Every office with a kitchen and a coffee maker in the world needs to deal with reordering supplies. This doesn't seem massively overpriced nor massively over-engineered. It's basically a scale that auto-presses a dash button for you.


A bag of coffee lasts about a day or 2 in our office. Half of it goes into the coffee machine. Leaving it on a scale to show that it's gone seems to have no added benefit over ordering 12 bags every month and increasing the order if it proves too little. We have under 20 employees using the office daily, so having any more would make a scale especially useless. At home a bag last over a week. If I get 4 at a time, I only need to order them once a month-ish. This product won't make much sense in either of these cases. Also, in the Netherlands there are plenty coffee subscriptions for businesses, adding a scale won't make that much of a difference. I stick with my point that it solves a purely SV problem like Juicero did, it makes no sense to me at scale. (Pun not intended.)


you just spent a minute typing out a list of problems that could be solved by their product? stocking,having to vary orders based on usage(that you can't track but very well could with this product)

also juicero didn't "make" juice it just pushed it out of a bag into a glass, this is doing actual analytics and inventory management.

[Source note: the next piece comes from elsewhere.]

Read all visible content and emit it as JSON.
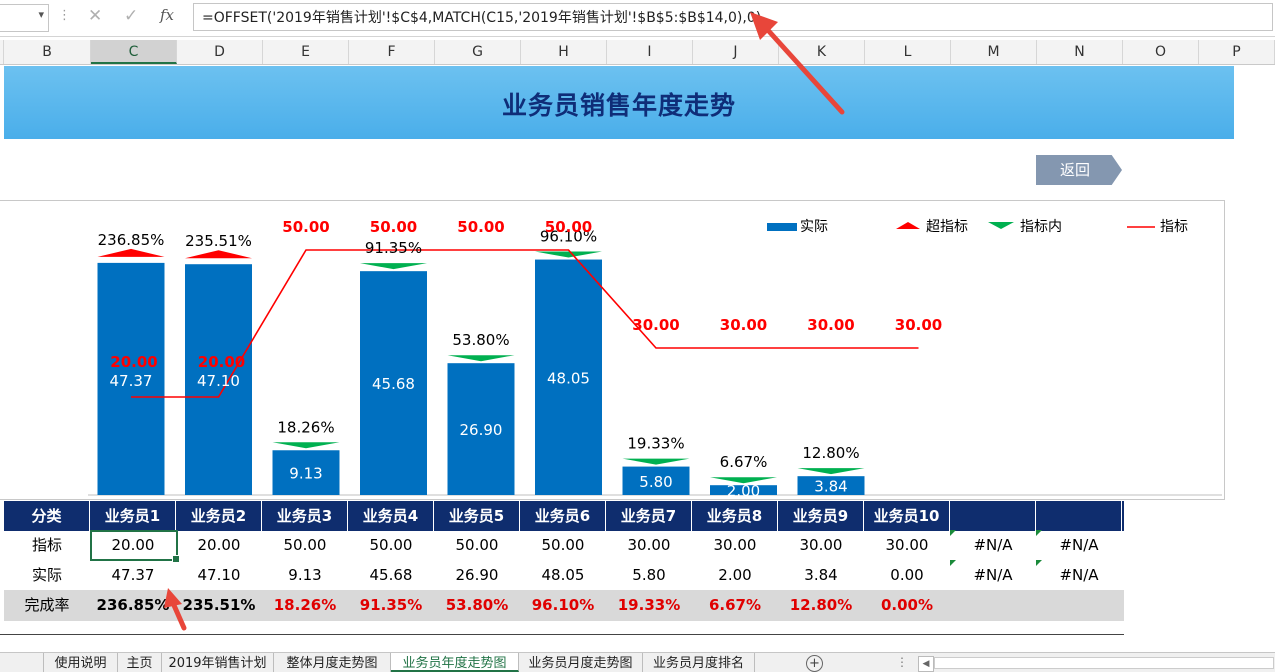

Reading this comment page I honestly feel like I’m in an episode of Silicon Valley


Food waste is a real problem. If perishables are repurchased automatically, that reduces the amount you need to buy at once, which in turn reduces the amount that can go bad. This problem extends far beyond the Bay Area.

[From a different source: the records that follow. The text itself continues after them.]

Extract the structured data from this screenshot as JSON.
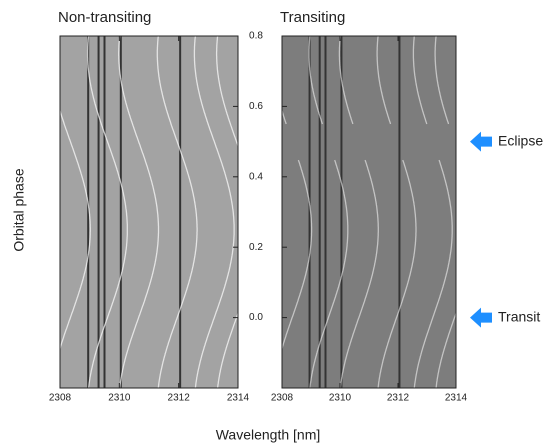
{
  "chart_data": {
    "type": "trail",
    "panels": [
      {
        "title": "Non-transiting",
        "background": "#a3a3a3"
      },
      {
        "title": "Transiting",
        "background": "#7d7d7d"
      }
    ],
    "y_label": "Orbital phase",
    "x_label": "Wavelength [nm]",
    "xlim": [
      2308,
      2314
    ],
    "xticks": [
      2308,
      2310,
      2312,
      2314
    ],
    "ylim": [
      -0.2,
      0.8
    ],
    "yticks": [
      0.8,
      0.6,
      0.4,
      0.2,
      {
        "value": 0,
        "label": "0.0"
      }
    ],
    "stellar_lines": [
      2308.95,
      2309.3,
      2309.5,
      2310.05,
      2312.05
    ],
    "planet_lines": [
      2308.35,
      2309.6,
      2310.65,
      2311.95,
      2313.2,
      2313.95
    ],
    "shift_amplitude": 0.67,
    "annotations": [
      {
        "text": "Eclipse",
        "y": 0.5
      },
      {
        "text": "Transit",
        "y": 0
      }
    ],
    "arrow_color": "#1e8fff"
  }
}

Until you eat out for a week, because life happened, and all that stuff that got delivered goes bad. I don't think adding a scale for coffee changes anything about food waste.


Our most vocal and happy customers are regular people who live in the suburbs of Seattle. I've asked a lot of them and most aren't super into gadgets.


What's your plan to scale this? Do you think running out of coffee beans is an issue on international scale or just national?